For fats, the process begins with lipolysis, where triglycerides are broken down into free fatty acids and glycerol. The fatty acids are then transported into the mitochondria, where they undergo beta-oxidation to produce acetyl-CoA. Each cycle of beta-oxidation shortens the fatty acid chain by two carbon atoms, producing acetyl-CoA, NADH, and FADH2. The acetyl-CoA enters the Krebs cycle, while NADH and FADH2 feed into the electron transport chain, leading to further ATP production. The ATP yield from fat oxidation is substantial; a single molecule of palmitic acid (a common fatty acid) can produce up to 129 ATP molecules.

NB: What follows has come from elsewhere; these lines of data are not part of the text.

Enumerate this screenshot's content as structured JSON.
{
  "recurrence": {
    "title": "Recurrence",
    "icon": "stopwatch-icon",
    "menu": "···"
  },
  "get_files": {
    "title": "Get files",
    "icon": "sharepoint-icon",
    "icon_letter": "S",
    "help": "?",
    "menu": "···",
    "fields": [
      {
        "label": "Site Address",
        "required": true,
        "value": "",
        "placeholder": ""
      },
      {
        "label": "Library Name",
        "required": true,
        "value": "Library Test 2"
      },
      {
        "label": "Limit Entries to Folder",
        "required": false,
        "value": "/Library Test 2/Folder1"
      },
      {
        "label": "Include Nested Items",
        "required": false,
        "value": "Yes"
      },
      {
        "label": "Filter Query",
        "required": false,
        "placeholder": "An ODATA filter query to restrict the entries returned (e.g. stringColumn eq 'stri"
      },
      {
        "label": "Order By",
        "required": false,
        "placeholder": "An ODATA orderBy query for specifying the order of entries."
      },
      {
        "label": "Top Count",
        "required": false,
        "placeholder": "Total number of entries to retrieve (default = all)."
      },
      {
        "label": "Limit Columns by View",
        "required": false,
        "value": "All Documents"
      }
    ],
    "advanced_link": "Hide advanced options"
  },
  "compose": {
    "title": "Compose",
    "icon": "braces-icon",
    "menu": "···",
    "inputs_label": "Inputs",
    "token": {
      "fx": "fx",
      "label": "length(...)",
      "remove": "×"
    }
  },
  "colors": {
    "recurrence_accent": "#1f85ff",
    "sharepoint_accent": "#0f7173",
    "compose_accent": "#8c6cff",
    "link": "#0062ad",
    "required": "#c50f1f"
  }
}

Proteins, though less commonly used, can also be broken down into amino acids, which can enter the Krebs cycle at various points depending on their structure.

ATP yield

The aerobic system's ATP yield is markedly higher than that of anaerobic pathways. Anaerobic glycolysis, which operates without oxygen, produces only 2 ATP molecules per glucose molecule. In contrast, the complete oxidation of glucose through the aerobic pathway produces up to 38 ATP molecules per glucose molecule. The integration of these processes — glycolysis, the Krebs cycle, the electron transport chain, lipolysis, and beta-oxidation — enables the aerobic system to support prolonged physical activity efficiently. Its ability to produce a high yield of ATP ensures that athletes maintain performance over extended periods.

Carbs vs fats

Ever heard people say something like “I had a fat-burning run” or “At that pace, she really switched to carbohydrates”? Well, let me tell you: our bodies do not come with a built-in fat-to-carbs switch.

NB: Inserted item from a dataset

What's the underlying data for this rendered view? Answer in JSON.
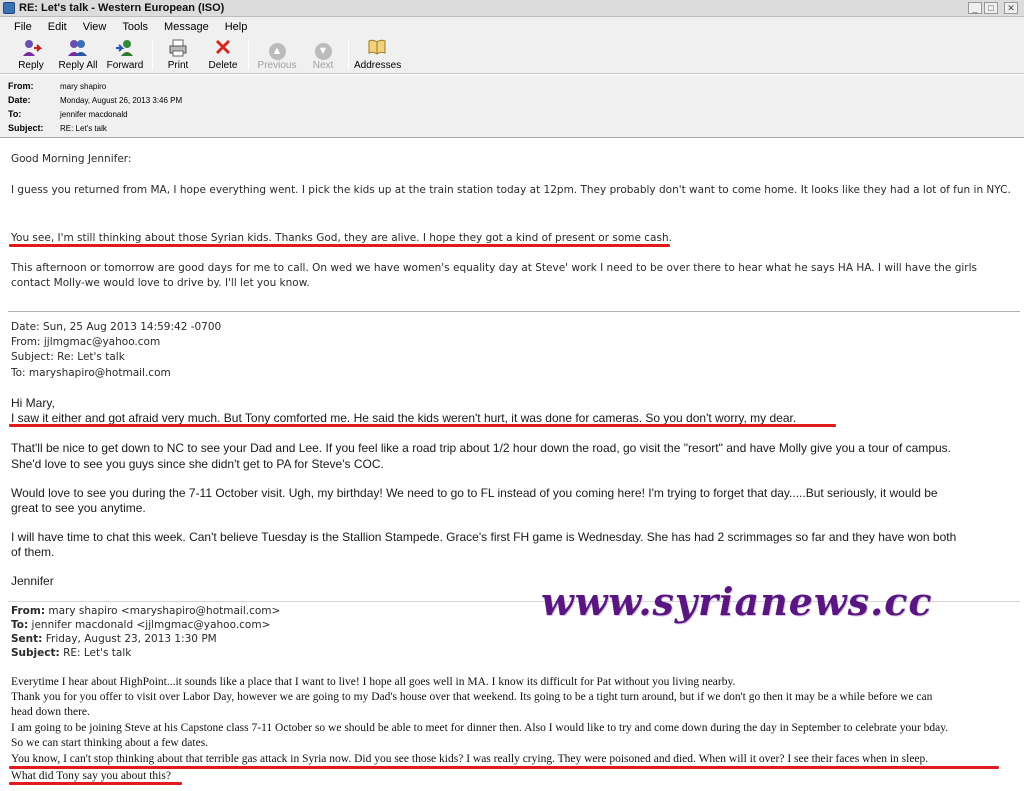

During almost the entire range of intensities, the energy we need to perform and to survive, comes from a mixture of fat and carbohydrates. Whether you are sleeping or running a 5k race, both fats and carbs are used as fuel substrates for energy production. What does change however, is the ratio by which each of the substrates makes up your energy production. It can be estimated that during sleep about 20-30% of energy comes from glycolysis, while 70-80% comes from fat oxidation. At intensities of around VO2Max (an intensity at which our oxygen uptake is maximal) we also reach the maximum ratio of glycolysis to fat oxidation.

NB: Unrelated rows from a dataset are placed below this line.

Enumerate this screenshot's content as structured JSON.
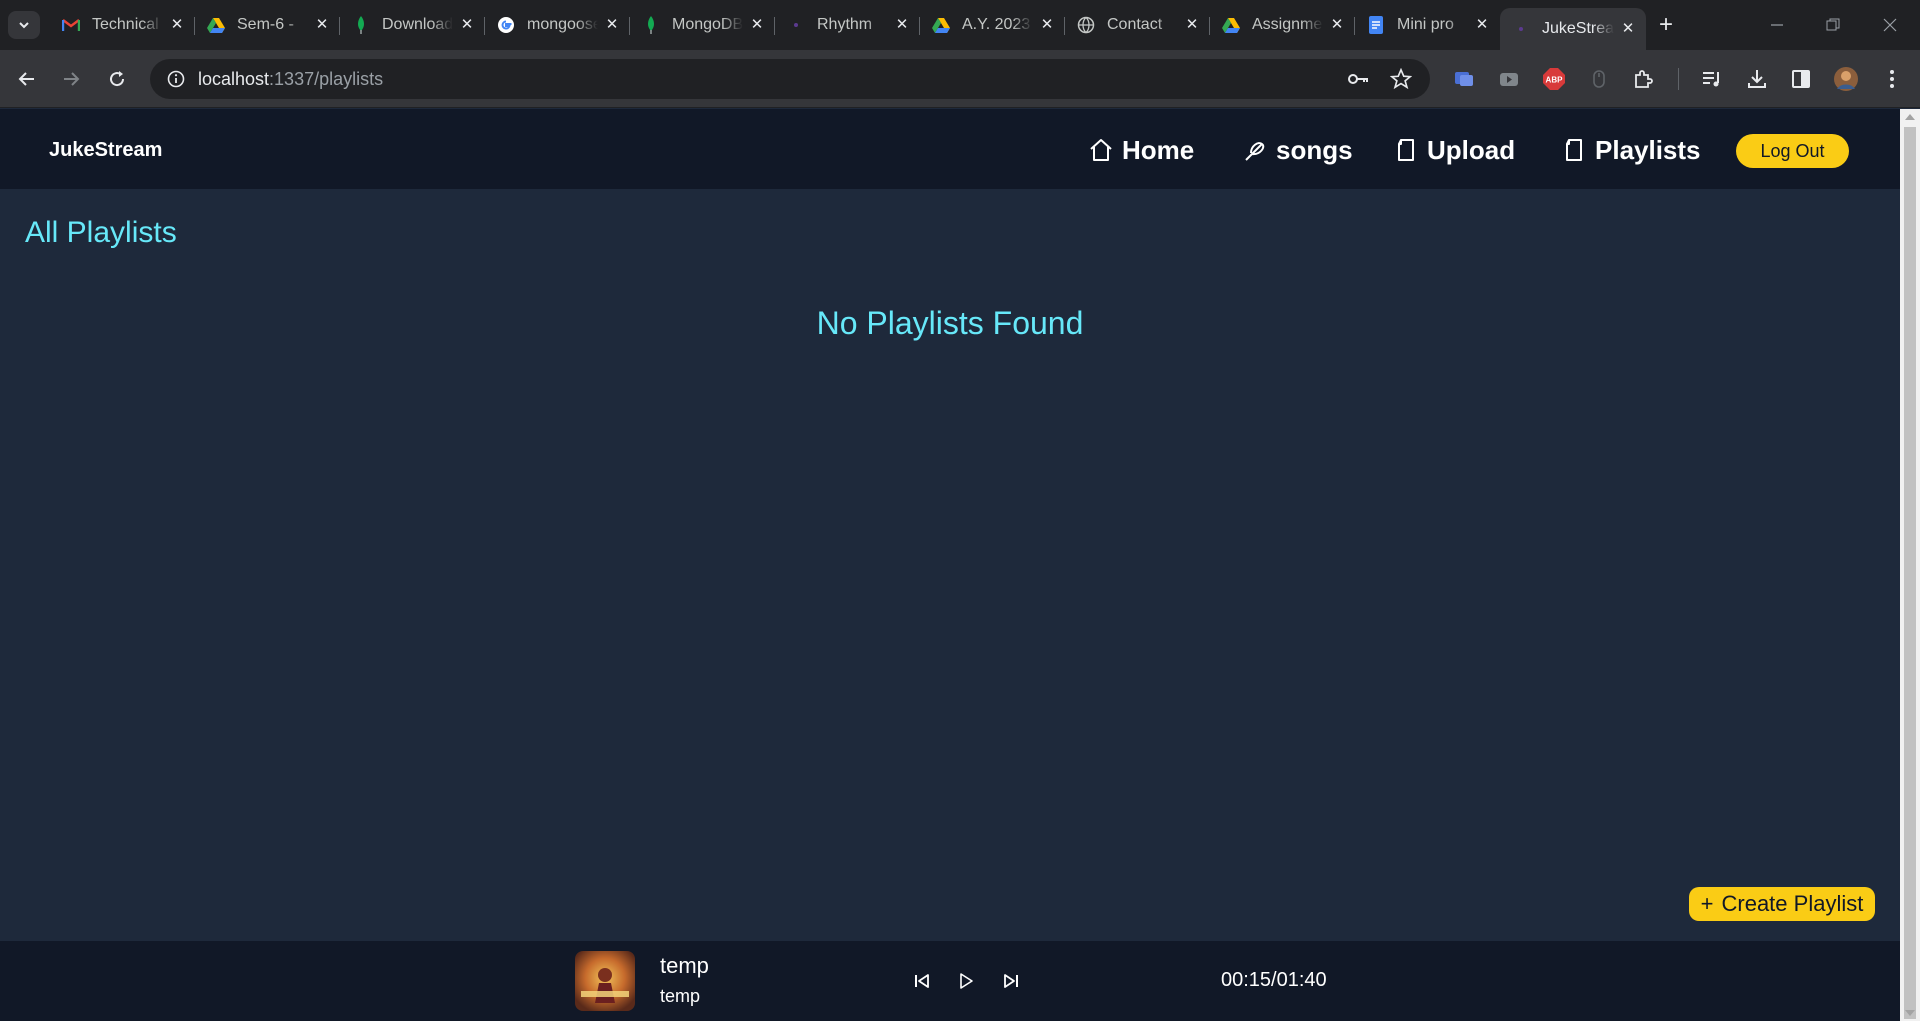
{
  "browser": {
    "tabs": [
      {
        "title": "Technical",
        "favicon": "gmail-icon"
      },
      {
        "title": "Sem-6 -",
        "favicon": "google-drive-icon"
      },
      {
        "title": "Download",
        "favicon": "mongodb-leaf-icon"
      },
      {
        "title": "mongoose",
        "favicon": "google-icon"
      },
      {
        "title": "MongoDB",
        "favicon": "mongodb-leaf-icon"
      },
      {
        "title": "Rhythm",
        "favicon": "dot-icon"
      },
      {
        "title": "A.Y. 2023",
        "favicon": "google-drive-icon"
      },
      {
        "title": "Contact",
        "favicon": "globe-icon"
      },
      {
        "title": "Assignment",
        "favicon": "google-drive-icon"
      },
      {
        "title": "Mini pro",
        "favicon": "google-docs-icon"
      },
      {
        "title": "JukeStream",
        "favicon": "dot-icon",
        "active": true
      }
    ],
    "url_host": "localhost",
    "url_path": ":1337/playlists"
  },
  "app": {
    "brand": "JukeStream",
    "nav": {
      "home": "Home",
      "songs": "songs",
      "upload": "Upload",
      "playlists": "Playlists"
    },
    "logout": "Log Out"
  },
  "main": {
    "heading": "All Playlists",
    "empty_message": "No Playlists Found",
    "create_button": "Create Playlist",
    "create_plus": "+"
  },
  "player": {
    "title": "temp",
    "artist": "temp",
    "time": "00:15/01:40"
  },
  "colors": {
    "accent_yellow": "#facc15",
    "cyan_text": "#67e8f9",
    "nav_bg": "#111827",
    "page_bg": "#1e293b"
  }
}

While there is no “switch”, no singular point or limit where we go from fat oxidation to glycolysis, there a region in which fat oxidation reaches it’s maximum. This happens at intensities of around 50-65% of VO2Max, which represents an activity that should feel comfortable, with controlled breathing and minimal muscle fatigue (e.g. a jog or relatively easy bike ride). While fat oxidation is at its highest peak, it only provides in about half of required energy, with the other half coming from glycolysis.